Die Vermieterin ist der Meinung, die Parteien hätten bewusst eine niedrige Anfangsmiete vereinbart, da der damalige Vermieter der Mieterin für die Anfangszeit entgegenkommen wollte. Dies sollte allerdings auf knapp zehn Jahre beschränkt sein. Der vom Statistischen Bundesamt ermittelte VPI sei vom 01.06.2007 bis zum 01.05.2018 um ca. 16 % gestiegen. Die Vermieterin sei daher berechtigt, ein Schiedsgutachten einzuholen. Denn es handele es sich bei § 7 Mietvertrag um eine Individualvereinbarung. Das heißt, um eine individuell zwischen den Parteien ausgehandelte Klausel.

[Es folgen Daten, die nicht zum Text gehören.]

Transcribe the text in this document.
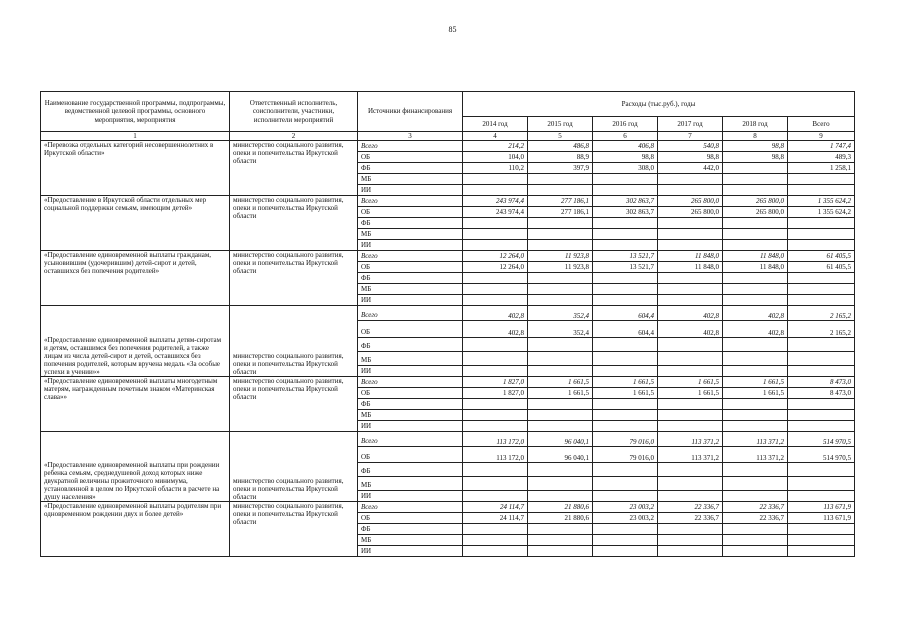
85
Наименование государственной программы, подпрограммы, ведомственной целевой программы, основного мероприятия, мероприятия	Ответственный исполнитель, соисполнители, участники, исполнители мероприятий	Источники финансирования	Расходы (тыс.руб.), годы					
			2014 год	2015 год	2016 год	2017 год	2018 год	Всего
1	2	3	4	5	6	7	8	9
«Перевозка отдельных категорий несовершеннолетних в Иркутской области»	министерство социального развития, опеки и попечительства Иркутской области	Всего	214,2	486,8	406,8	540,8	98,8	1 747,4
		ОБ	104,0	88,9	98,8	98,8	98,8	489,3
		ФБ	110,2	397,9	308,0	442,0		1 258,1
		МБ						
		ИИ						
«Предоставление в Иркутской области отдельных мер социальной поддержки семьям, имеющим детей»	министерство социального развития, опеки и попечительства Иркутской области	Всего	243 974,4	277 186,1	302 863,7	265 800,0	265 800,0	1 355 624,2
		ОБ	243 974,4	277 186,1	302 863,7	265 800,0	265 800,0	1 355 624,2
		ФБ						
		МБ						
		ИИ						
«Предоставление единовременной выплаты гражданам, усыновившим (удочерившим) детей-сирот и детей, оставшихся без попечения родителей»	министерство социального развития, опеки и попечительства Иркутской области	Всего	12 264,0	11 923,8	13 521,7	11 848,0	11 848,0	61 405,5
		ОБ	12 264,0	11 923,8	13 521,7	11 848,0	11 848,0	61 405,5
		ФБ						
		МБ						
		ИИ						
«Предоставление единовременной выплаты детям-сиротам и детям, оставшимся без попечения родителей, а также лицам из числа детей-сирот и детей, оставшихся без попечения родителей, которым вручена медаль «За особые успехи в учении»»	министерство социального развития, опеки и попечительства Иркутской области	Всего	402,8	352,4	604,4	402,8	402,8	2 165,2
		ОБ	402,8	352,4	604,4	402,8	402,8	2 165,2
		ФБ						
		МБ						
		ИИ						
«Предоставление единовременной выплаты многодетным матерям, награжденным почетным знаком «Материнская слава»»	министерство социального развития, опеки и попечительства Иркутской области	Всего	1 827,0	1 661,5	1 661,5	1 661,5	1 661,5	8 473,0
		ОБ	1 827,0	1 661,5	1 661,5	1 661,5	1 661,5	8 473,0
		ФБ						
		МБ						
		ИИ						
«Предоставление единовременной выплаты при рождении ребенка семьям, среднедушевой доход которых ниже двукратной величины прожиточного минимума, установленной в целом по Иркутской области в расчете на душу населения»	министерство социального развития, опеки и попечительства Иркутской области	Всего	113 172,0	96 040,1	79 016,0	113 371,2	113 371,2	514 970,5
		ОБ	113 172,0	96 040,1	79 016,0	113 371,2	113 371,2	514 970,5
		ФБ						
		МБ						
		ИИ						
«Предоставление единовременной выплаты родителям при одновременном рождении двух и более детей»	министерство социального развития, опеки и попечительства Иркутской области	Всего	24 114,7	21 880,6	23 003,2	22 336,7	22 336,7	113 671,9
		ОБ	24 114,7	21 880,6	23 003,2	22 336,7	22 336,7	113 671,9
		ФБ						
		МБ						
		ИИ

Die Vermieterin erhob schließlich Klage auf Feststellung, dass sie berechtigt war, die Miethöhe bis zur ortsüblichen Vergleichsmiete anzupassen.

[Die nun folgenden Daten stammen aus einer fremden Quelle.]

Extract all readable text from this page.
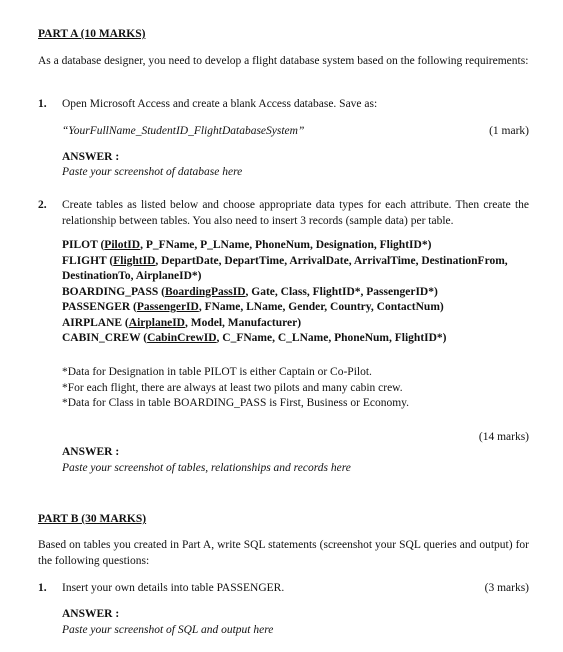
PART A (10 MARKS)
As a database designer, you need to develop a flight database system based on the following requirements:
1. Open Microsoft Access and create a blank Access database. Save as:
“YourFullName_StudentID_FlightDatabaseSystem”	(1 mark)
ANSWER :
Paste your screenshot of database here
2. Create tables as listed below and choose appropriate data types for each attribute. Then create the relationship between tables. You also need to insert 3 records (sample data) per table.
PILOT (PilotID, P_FName, P_LName, PhoneNum, Designation, FlightID*)
FLIGHT (FlightID, DepartDate, DepartTime, ArrivalDate, ArrivalTime, DestinationFrom,
DestinationTo, AirplaneID*)
BOARDING_PASS (BoardingPassID, Gate, Class, FlightID*, PassengerID*)
PASSENGER (PassengerID, FName, LName, Gender, Country, ContactNum)
AIRPLANE (AirplaneID, Model, Manufacturer)
CABIN_CREW (CabinCrewID, C_FName, C_LName, PhoneNum, FlightID*)
*Data for Designation in table PILOT is either Captain or Co-Pilot.
*For each flight, there are always at least two pilots and many cabin crew.
*Data for Class in table BOARDING_PASS is First, Business or Economy.
(14 marks)
ANSWER :
Paste your screenshot of tables, relationships and records here
PART B (30 MARKS)
Based on tables you created in Part A, write SQL statements (screenshot your SQL queries and output) for the following questions:
1. Insert your own details into table PASSENGER.	(3 marks)
ANSWER :
Paste your screenshot of SQL and output here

Die Entscheidung – Wann ist eine Leistungsvorbehaltsklausel unwirksam?
Die Feststellungsklage ist zulässig, aber unbegründet, so das LG Hamburg. § 7 Ziff. 2 des Mietvertrags sei nach § 307 Abs. 1 Satz 1 BGB unwirksam.

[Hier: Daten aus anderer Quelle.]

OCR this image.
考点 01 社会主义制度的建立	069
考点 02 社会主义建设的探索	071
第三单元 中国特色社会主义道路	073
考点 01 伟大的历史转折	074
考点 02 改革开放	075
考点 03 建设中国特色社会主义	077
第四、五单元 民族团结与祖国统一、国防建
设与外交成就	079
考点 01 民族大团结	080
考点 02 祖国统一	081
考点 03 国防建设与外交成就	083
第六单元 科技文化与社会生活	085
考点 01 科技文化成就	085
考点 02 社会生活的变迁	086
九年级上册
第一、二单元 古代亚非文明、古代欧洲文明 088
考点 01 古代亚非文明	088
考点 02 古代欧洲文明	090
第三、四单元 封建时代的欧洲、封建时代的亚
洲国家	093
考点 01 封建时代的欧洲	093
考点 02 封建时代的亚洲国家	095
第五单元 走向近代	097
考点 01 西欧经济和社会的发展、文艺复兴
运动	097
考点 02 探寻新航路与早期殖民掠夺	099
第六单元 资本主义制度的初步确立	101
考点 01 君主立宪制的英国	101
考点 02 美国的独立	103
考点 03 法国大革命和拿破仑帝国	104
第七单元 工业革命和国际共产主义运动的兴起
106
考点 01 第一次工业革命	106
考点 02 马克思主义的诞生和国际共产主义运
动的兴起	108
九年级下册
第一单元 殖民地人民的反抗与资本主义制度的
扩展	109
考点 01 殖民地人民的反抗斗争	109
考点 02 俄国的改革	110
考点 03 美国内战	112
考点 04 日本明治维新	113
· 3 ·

Es handele sich bei der Klausel um AGB i.S.v. § 305 Abs. 1 BGB. Es sei nicht anzunehmen, dass § 7 Ziff. 2 des Mietvertrages individuell ausgehandelt war. Grundsätzlich gelte bei dieser Frage, dass der Vertragspartner die Verwendung von AGB nachweisen müsse. Regelmäßig sei jedoch der Hinweis auf die äußere Form der vorformulierten Vertragsbedingungen als Indiz für das Vorliegen von AGB ausreichend.
Nach der Rechtsprechung des Bundesgerichtshofs (BGH) gilt, dass von einem individuellen Aushandeln nur gesprochen werden kann, wenn der Verwender einer Klausel zunächst den in seinen AGB enthaltenen gesetzesfremden Kerngehalt inhaltlich ernsthaft zur Disposition stellt und dem Verhandlungspartner Gestaltungsfreiheit zur Wahrung eigener Interessen einräumt. Mit zumindest der realen Möglichkeit, die inhaltliche Ausgestaltung der Vertragsbedingungen zu beeinflussen (s. BGH, Urteil vom 20.03.2014 – VII ZR 248/13).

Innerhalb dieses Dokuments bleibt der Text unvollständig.